Here on land, much of our electricity is generated through the burning of fossil fuels. These fossil fuels release large amounts of carbon into the atmosphere. This carbon is sometimes absorbed by plant life on land, but much of it passes over 71% of the Earth’s surface covered by oceans and is absorbed into the water beginning the carbon cycle.
This carbon is then absorbed by phytoplankton, microscopic organisms in the ocean that photosynthesize to produce their energy (note this role can also be filled by macroscopic species of seaweed). The more carbon dioxide is put into the atmosphere, the faster phytoplankton can multiply thus draining the ocean of carbon dioxide faster. To achieve equilibrium the oceans suck carbon dioxide out of the atmosphere even faster, thus combating the rising levels of carbon dioxide in both our atmosphere and in the ocean itself. If we are unable to achieve this equilibrium, the ocean will become saturated with carbon, which can lead to the acidification of the water. Acidification in turn can make it harder for both microscopic and macroscopic organisms to use calcium in the water to create their shells. Photosynthesizing creatures, like phytoplankton, are one of the only forces which can counteract this progress, and by increasing their biomass, slow or reverse the course of ocean acidification.
At the next step of the carbon cycle, krill, zooplankton, and jellyfish then eat these phytoplankton. When these animals breathe they can release the carbon back into the ocean, which can exchange this carbon with the atmosphere, this completes the carbon cycle. Most of the carbon in an organism is the material that makes up its body, when creatures die, their bodies begin to fall to the bottom of the ocean as marine snow.
Most of this marine snow is eaten by fish and other animals living in the Twilight Zone of the ocean. At night, these animals migrate up to the surface of the ocean and release the carbon as they defecate and respire, this keeps more carbon up near the surface of the ocean allowing the phytoplankton to continue absorbing it.

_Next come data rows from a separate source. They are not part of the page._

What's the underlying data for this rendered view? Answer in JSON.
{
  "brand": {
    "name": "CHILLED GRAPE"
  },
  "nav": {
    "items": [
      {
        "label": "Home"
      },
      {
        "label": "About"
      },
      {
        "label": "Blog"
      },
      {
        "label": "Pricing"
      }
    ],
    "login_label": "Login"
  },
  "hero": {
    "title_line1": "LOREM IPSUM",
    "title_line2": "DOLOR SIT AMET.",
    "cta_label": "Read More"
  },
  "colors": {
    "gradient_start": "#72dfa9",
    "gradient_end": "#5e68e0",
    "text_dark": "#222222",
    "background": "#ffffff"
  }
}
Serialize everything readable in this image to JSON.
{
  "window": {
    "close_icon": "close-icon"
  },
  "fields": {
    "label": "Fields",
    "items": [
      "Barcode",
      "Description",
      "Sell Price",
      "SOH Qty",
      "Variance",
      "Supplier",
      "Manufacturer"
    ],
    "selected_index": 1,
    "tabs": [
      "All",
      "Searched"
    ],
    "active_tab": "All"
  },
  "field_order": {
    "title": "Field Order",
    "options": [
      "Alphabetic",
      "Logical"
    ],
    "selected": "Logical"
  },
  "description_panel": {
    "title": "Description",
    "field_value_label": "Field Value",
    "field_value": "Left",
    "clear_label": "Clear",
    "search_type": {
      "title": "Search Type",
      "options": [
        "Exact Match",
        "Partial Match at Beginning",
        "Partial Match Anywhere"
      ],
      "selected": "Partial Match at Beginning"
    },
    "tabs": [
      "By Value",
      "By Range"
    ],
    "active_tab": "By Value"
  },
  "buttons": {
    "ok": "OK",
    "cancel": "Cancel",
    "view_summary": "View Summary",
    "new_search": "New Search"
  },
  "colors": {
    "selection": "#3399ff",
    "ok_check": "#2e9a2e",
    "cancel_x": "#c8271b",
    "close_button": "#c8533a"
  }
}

During the day, whales come down from the surface to hunt the larger squid in the deep which are often apex predators in their environment. After killing and eating these squid, the whales return to the surface where they defecate, returning the carbon to the phytoplankton, while also exhaling the carbon directly into the atmosphere.
When large creatures such as whales die, most of their bodies sink to the ocean floor. These massive amounts of food, when they reach the abyssal plain, are called ‘whale drops’. These whale drops attract lots of deep-sea scavengers, from crabs to giant isopods, to snail fish, hagfish, and Greenland sharks.
Bottom dwellers in the ocean eat much of the carbon that falls to the surface, and they in turn are eaten by predatory squid and fish that return to the Twilight Zone and from there up to the surface where they can release the carbon, but most carbon that reaches the ocean floor doesn’t come up this way. It stays on the ocean floor, often for centuries, until ocean currents push it to a spot where deep water rises and becomes surface water. One of these areas is in the Indian Ocean, another is in the North Pacific. In these zones, the cold water being pulled up to the surface carries with it much of the nutrients and carbon that had been trapped for centuries.
But even with the fish pump, the whale pump, and the natural ocean currents, much of the carbon that reaches the ocean floor gets buried under successive layers. Some of this carbon becomes the fossil fuels we drill for today, much of it becomes limestone. The Oceans are called a ‘Carbon Sink’ for a reason, once carbon goes in, it can take a long time to get it back out. But by growing more sargasso seaweed, and increasing marine life through Seasteading, we can allow the carbon cycle to run faster, and help regulate the Earth’s carbon dioxide content better.